Add functional transformer demo
This notebook demonstrates the acceleration of a transformer model, implemented in a functional style, using Thunder. Key highlights:
- Illustrates Thunder-compatible PyTorch code (it doesn't mean that more complicated code with object-oriented style cannot be handled)
- Showcases successful execution of basic prompts using pre-trained weights
- Provides a clear example of performance gains achieved through Thunder optimization (the only transformation involved here is the initial trace construction and "transform_for_execution")
The primary objective is to explain the characteristics of Thunder-friendly code and verify functionality with loaded pre-trained weights.
The code used in the notebook is adapted from https://gist.github.com/nreHieW/a4ae05d216c5326c9fb9a70fcdda3274
Check out this pull request on ![]()
See visual diffs & provide feedback on Jupyter Notebooks.
Powered by ReviewNB
Hi @kiya00, thank you for writing thunder tutorials!
I would be very keen to not give the impression that users need to convert their code to functional in order to run it through thunder. Is there a particular reason for starting at a functional transformer here? I would venture that the same code with the computation in forward and weights as modules would work as well?
I would be very keen to not give the impression that users need to convert their code to functional in order to run it through thunder.
That is certainly not part of the plan. Do you have suggestions on what should be changed to avoid making this impression?
Is there a particular reason for starting at a functional transformer here?
It's the simplest form of PyTorch code apart from the imperative style without any functions.
I would venture that the same code with the computation in forward and weights as modules would work as well?
Of course, LitGPT is an example of that.
That is certainly not part of the plan. Do you have suggestions on what should be changed to avoid making this impression?
I think it's mainly a wording thing. The initial wording looked a bit like the functional part was the key to get it to run with thunder, e.g.
This will give us some insight into how to convert a PyTorch module into a simple "functional" Python function, allowing for seamless integration with Thunder.
seems quite odd to me.
At the other end of the spectrum would be something like "Usually, you can just apply thunder.jit to any PyTorch Module and this is the recommended way, but today we want to use thunder.jit with a transformer that is implemented as a function. Along the way find highlight a couple of things are not supported by thunder (yet?) and change them...."
The other part is that, jitting a module and grabbing the thunder.last_traces(tm) would also give you a fully functional transformer, and indeed there are cases when this is very useful.
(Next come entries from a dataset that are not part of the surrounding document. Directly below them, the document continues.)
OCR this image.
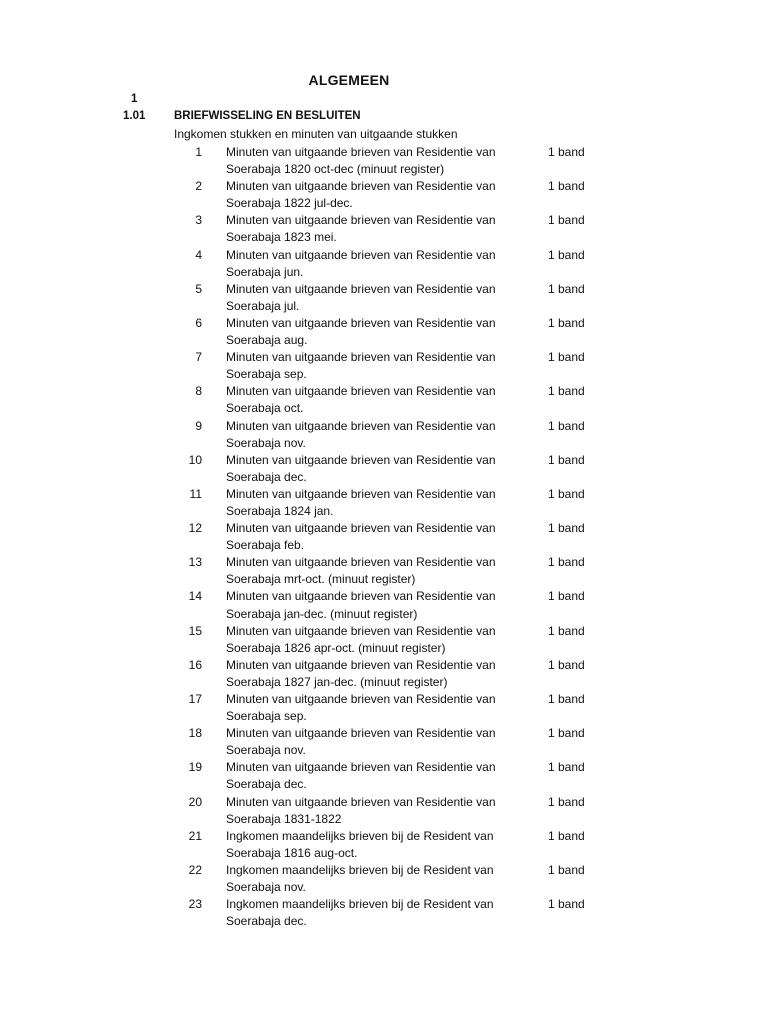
ALGEMEEN
1
1.01 BRIEFWISSELING EN BESLUITEN
Ingkomen stukken en minuten van uitgaande stukken
1 Minuten van uitgaande brieven van Residentie van
Soerabaja 1820 oct-dec (minuut register)
1 band
2 Minuten van uitgaande brieven van Residentie van
Soerabaja 1822 jul-dec.
1 band
3 Minuten van uitgaande brieven van Residentie van
Soerabaja 1823 mei.
1 band
4 Minuten van uitgaande brieven van Residentie van
Soerabaja jun.
1 band
5 Minuten van uitgaande brieven van Residentie van
Soerabaja jul.
1 band
6 Minuten van uitgaande brieven van Residentie van
Soerabaja aug.
1 band
7 Minuten van uitgaande brieven van Residentie van
Soerabaja sep.
1 band
8 Minuten van uitgaande brieven van Residentie van
Soerabaja oct.
1 band
9 Minuten van uitgaande brieven van Residentie van
Soerabaja nov.
1 band
10 Minuten van uitgaande brieven van Residentie van
Soerabaja dec.
1 band
11 Minuten van uitgaande brieven van Residentie van
Soerabaja 1824 jan.
1 band
12 Minuten van uitgaande brieven van Residentie van
Soerabaja feb.
1 band
13 Minuten van uitgaande brieven van Residentie van
Soerabaja mrt-oct. (minuut register)
1 band
14 Minuten van uitgaande brieven van Residentie van
Soerabaja jan-dec. (minuut register)
1 band
15 Minuten van uitgaande brieven van Residentie van
Soerabaja 1826 apr-oct. (minuut register)
1 band
16 Minuten van uitgaande brieven van Residentie van
Soerabaja 1827 jan-dec. (minuut register)
1 band
17 Minuten van uitgaande brieven van Residentie van
Soerabaja sep.
1 band
18 Minuten van uitgaande brieven van Residentie van
Soerabaja nov.
1 band
19 Minuten van uitgaande brieven van Residentie van
Soerabaja dec.
1 band
20 Minuten van uitgaande brieven van Residentie van
Soerabaja 1831-1822
1 band
21 Ingkomen maandelijks brieven bij de Resident van
Soerabaja 1816 aug-oct.
1 band
22 Ingkomen maandelijks brieven bij de Resident van
Soerabaja nov.
1 band
23 Ingkomen maandelijks brieven bij de Resident van
Soerabaja dec.
1 band
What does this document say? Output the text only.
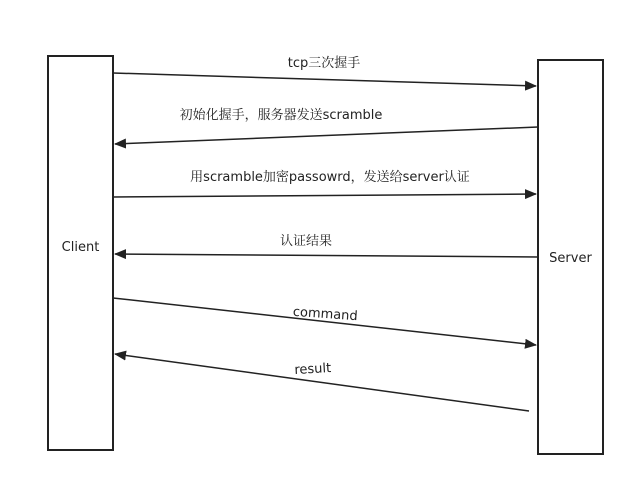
Client
Server
tcp三次握手
初始化握手，服务器发送scramble
用scramble加密passowrd，发送给server认证
认证结果
command
result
Hi @t-vi @IvanYashchuk , I rephrased a bit, the main purpose of this notebook is to give an example of writing a simple functional python function for a pytorch module and thunder can also apply to this version. there's no implication that the function needs to be converted in any specific way to be compatible with Thunder. Sorry for the confusion of the initial draft. and I hope this revision more accurately conveys my intention, please help to take a look if I express what I meant
If we run this notebook in CI using the hugging face weights, the HF_TOKEN is needed and the weight is needed to download in Meta-Llama-3-8B/consolidated.00.pth under the same folder of the notebook
I think it would be OK to skip it in the CI. (We have not been running full models in it.)
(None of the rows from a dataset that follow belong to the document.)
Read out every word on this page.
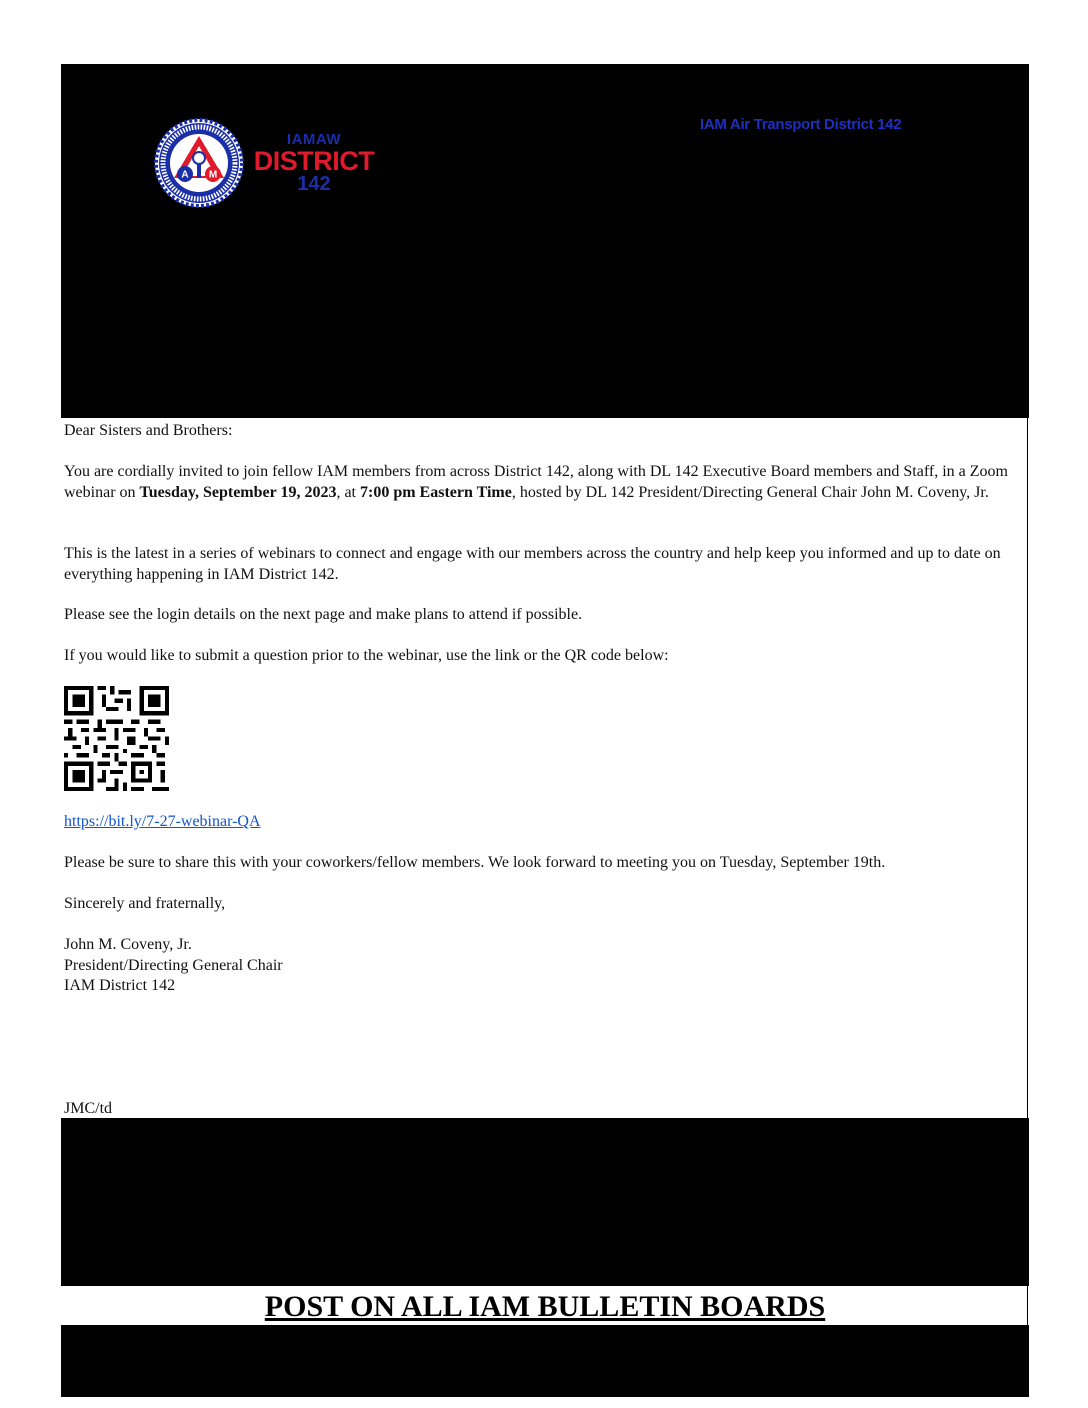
A M
IAMAW
DISTRICT
142
IAM Air Transport District 142
Dear Sisters and Brothers:
You are cordially invited to join fellow IAM members from across District 142, along with DL 142 Executive Board members and Staff, in a Zoom webinar on Tuesday, September 19, 2023, at 7:00 pm Eastern Time, hosted by DL 142 President/Directing General Chair John M. Coveny, Jr.
This is the latest in a series of webinars to connect and engage with our members across the country and help keep you informed and up to date on everything happening in IAM District 142.
Please see the login details on the next page and make plans to attend if possible.
If you would like to submit a question prior to the webinar, use the link or the QR code below:
https://bit.ly/7-27-webinar-QA
Please be sure to share this with your coworkers/fellow members. We look forward to meeting you on Tuesday, September 19th.
Sincerely and fraternally,
John M. Coveny, Jr.
President/Directing General Chair
IAM District 142
JMC/td
POST ON ALL IAM BULLETIN BOARDS
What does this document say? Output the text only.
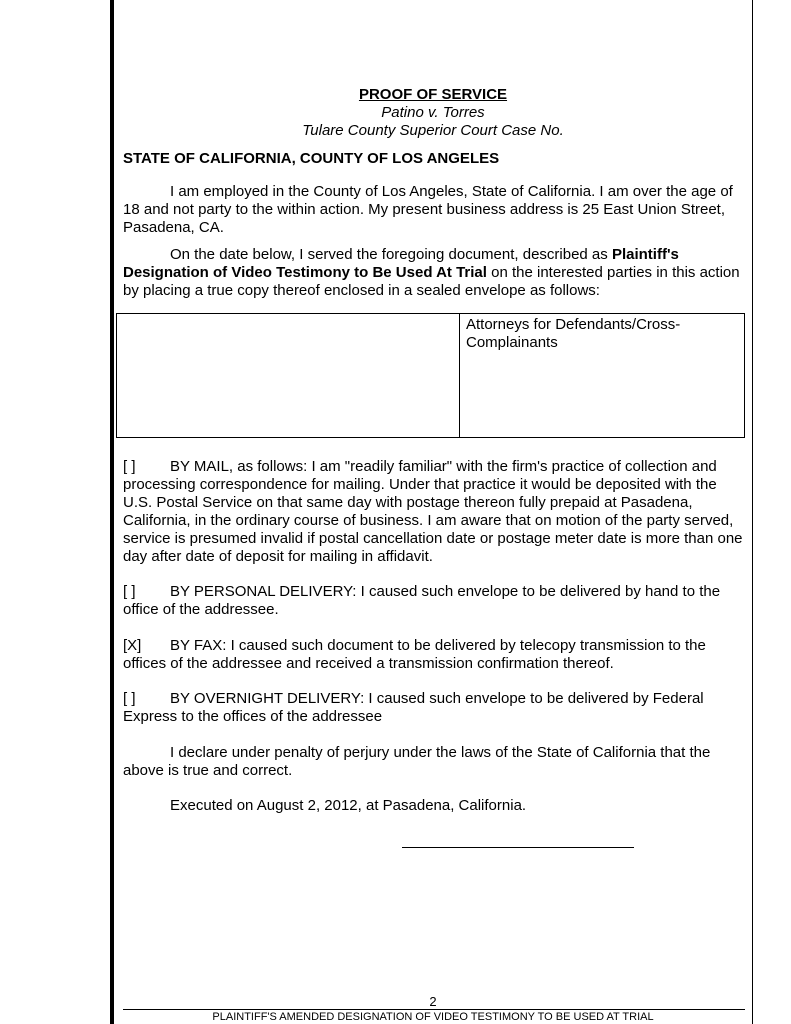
PROOF OF SERVICE
Patino v. Torres
Tulare County Superior Court Case No.
STATE OF CALIFORNIA, COUNTY OF LOS ANGELES
I am employed in the County of Los Angeles, State of California. I am over the age of 18 and not party to the within action. My present business address is 25 East Union Street, Pasadena, CA.
On the date below, I served the foregoing document, described as Plaintiff's Designation of Video Testimony to Be Used At Trial on the interested parties in this action by placing a true copy thereof enclosed in a sealed envelope as follows:
Attorneys for Defendants/Cross-Complainants
[ ] BY MAIL, as follows: I am "readily familiar" with the firm's practice of collection and processing correspondence for mailing. Under that practice it would be deposited with the U.S. Postal Service on that same day with postage thereon fully prepaid at Pasadena, California, in the ordinary course of business. I am aware that on motion of the party served, service is presumed invalid if postal cancellation date or postage meter date is more than one day after date of deposit for mailing in affidavit.
[ ] BY PERSONAL DELIVERY: I caused such envelope to be delivered by hand to the office of the addressee.
[X] BY FAX: I caused such document to be delivered by telecopy transmission to the offices of the addressee and received a transmission confirmation thereof.
[ ] BY OVERNIGHT DELIVERY: I caused such envelope to be delivered by Federal Express to the offices of the addressee
I declare under penalty of perjury under the laws of the State of California that the above is true and correct.
Executed on August 2, 2012, at Pasadena, California.
2
PLAINTIFF'S AMENDED DESIGNATION OF VIDEO TESTIMONY TO BE USED AT TRIAL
If we run this notebook in CI using the hugging face weights, the HF_TOKEN is needed and the weight is needed to download in
Meta-Llama-3-8B/consolidated.00.pthunder the same folder of the notebook
Is there any other popular model that is not behind a registration wall?
@lantiga, @t-vi could you please review this new tutorial?
@lantiga, @t-vi could you please review this new tutorial?
The other question I'd have is if our use of the code is OK here (did we ask the gist author, do we think that the notebook is affected by the copyright of the gist)?
I've left a message to the author on the gist, hopefully we'll get some feedback soon.
Supergood!
In a v2 (absolutely not required in this PR), it might be interesting to compare functional version built here to the computation trace from jitting LitGPT.